Élargir les heures d’intervention des Ssiad

Si l’offre de services de nuit des services d’aide et d’accompagnement à domicile est encore balbutiante, il en est de même pour les services de soins infirmiers à domicile (Ssiad). L’ARS de la région Paca s’est également saisi de cet enjeu à travers une expérimentation depuis le début de l’année 2018 et pour deux ans. Concrètement, les patients de quatre Ssiad expérimentateurs pourront bénéficier d’une prise en charge sur des horaires élargis, c’est-à-dire jusqu’à minuit ou 1 heure du matin en soirée et de 5 h ou 6 h à 7 h le matin. Objectif : favoriser le maintien à domicile de personnes âgées très dépendantes et/ou de patients qui nécessitent des soins plus importants, notamment dans le cadre de retours d’hospitalisation.

Selon une enquête réalisée, en 2019, par l’observatoire régional de la santé de Nouvelle-Aquitaine sur la couverture horaire des interventions assurées par les Ssiad et les difficultés rencontrées, les besoins en la matière sont réels. Quatre patients sur dix ont ressenti, depuis qu’ils sont pris en charge par le Ssiad, le besoin d’une aide d’une personne extérieure en dehors des heures d’intervention du service, en soirée ou la nuit (38 %). Parmi l’ensemble des patients, 7 % auraient eu besoin d’une aide extérieure en soirée pour aller aux toilettes, 5 % pour la toilette et la même proportion pour s’habiller ou se déshabiller ; 12 % des patients auraient eu besoin d’une aide pour se relever après une chute et 8 % d’une aide à la suite de la survenue d’un trouble tel qu’une douleur, un malaise… « On voit donc que toutes les situations décrites ne relevaient pas forcément de l’intervention d’un Ssiad », analyse l’étude.

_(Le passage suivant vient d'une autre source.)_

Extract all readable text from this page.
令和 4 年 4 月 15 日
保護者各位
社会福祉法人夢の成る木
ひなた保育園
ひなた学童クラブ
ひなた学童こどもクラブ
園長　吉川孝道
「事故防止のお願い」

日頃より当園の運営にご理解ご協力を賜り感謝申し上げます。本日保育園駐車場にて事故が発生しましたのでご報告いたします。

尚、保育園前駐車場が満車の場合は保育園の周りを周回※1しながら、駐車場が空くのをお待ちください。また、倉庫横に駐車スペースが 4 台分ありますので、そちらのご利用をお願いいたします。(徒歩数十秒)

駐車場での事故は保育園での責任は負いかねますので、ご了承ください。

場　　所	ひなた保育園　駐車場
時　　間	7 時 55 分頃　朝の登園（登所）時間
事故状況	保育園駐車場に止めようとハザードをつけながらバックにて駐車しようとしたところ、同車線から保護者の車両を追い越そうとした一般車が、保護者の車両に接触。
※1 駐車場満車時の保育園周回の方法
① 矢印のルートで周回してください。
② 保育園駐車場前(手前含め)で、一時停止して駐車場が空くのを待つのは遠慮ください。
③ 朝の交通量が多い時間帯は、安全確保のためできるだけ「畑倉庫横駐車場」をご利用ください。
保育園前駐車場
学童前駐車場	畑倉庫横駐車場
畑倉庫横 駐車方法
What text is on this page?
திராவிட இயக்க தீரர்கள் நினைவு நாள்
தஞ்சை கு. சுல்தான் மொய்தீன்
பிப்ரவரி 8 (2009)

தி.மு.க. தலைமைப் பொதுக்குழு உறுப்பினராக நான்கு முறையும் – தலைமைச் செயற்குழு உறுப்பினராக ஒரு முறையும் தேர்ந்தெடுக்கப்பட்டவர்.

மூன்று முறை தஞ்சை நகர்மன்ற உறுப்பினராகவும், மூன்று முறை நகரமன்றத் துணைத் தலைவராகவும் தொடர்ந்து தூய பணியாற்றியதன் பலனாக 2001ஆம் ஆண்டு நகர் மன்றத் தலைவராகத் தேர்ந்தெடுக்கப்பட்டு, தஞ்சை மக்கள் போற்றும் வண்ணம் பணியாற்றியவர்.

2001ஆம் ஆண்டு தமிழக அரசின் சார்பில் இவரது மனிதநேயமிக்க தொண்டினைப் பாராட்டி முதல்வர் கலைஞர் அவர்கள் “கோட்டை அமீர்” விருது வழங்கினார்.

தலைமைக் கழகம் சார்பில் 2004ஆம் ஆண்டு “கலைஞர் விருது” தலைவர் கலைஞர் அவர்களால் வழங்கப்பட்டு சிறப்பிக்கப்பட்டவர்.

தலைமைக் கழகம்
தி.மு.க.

Des situations qui mettent néanmoins les patients et les familles en difficulté, faute d’intervenants professionnels possibles dans le secteur médico-social.

L’efficacité des thérapies non médicamenteuses

Selon une étude menée en 2019 au sein de l’Ehpad Le Domaine de la Source, à Roquefort-la-Bédoule (Alpes-Maritimes), un changement d’environnement la nuit permet de diminuer de manière significative les troubles du comportement de nuit liés à la maladie d’Alzheimer. « Grâce à des techniques non médicamenteuses (dalles lumineuses de plafond décorées, variation de l’intensité lumineuse, diffusion de musiques relaxantes, horloges à aiguilles et digitales, tenues des soignants pour l’équipe de nuit bleu marine), nous obtenons une réduction du nombre d’agitations-agressions de 84 %, du nombre de déambulations de 70 % et du nombre de cris de 80 %. Enfin, le nombre de déambulations a été réduit de 65 % sur le créneau 18 h-minuit », détaille Thierry Bautrant, médecin psychiatre et directeur de l’établissement.

Notes

(1) Voir ASH n° 3092 du 11-01-19, p. 18.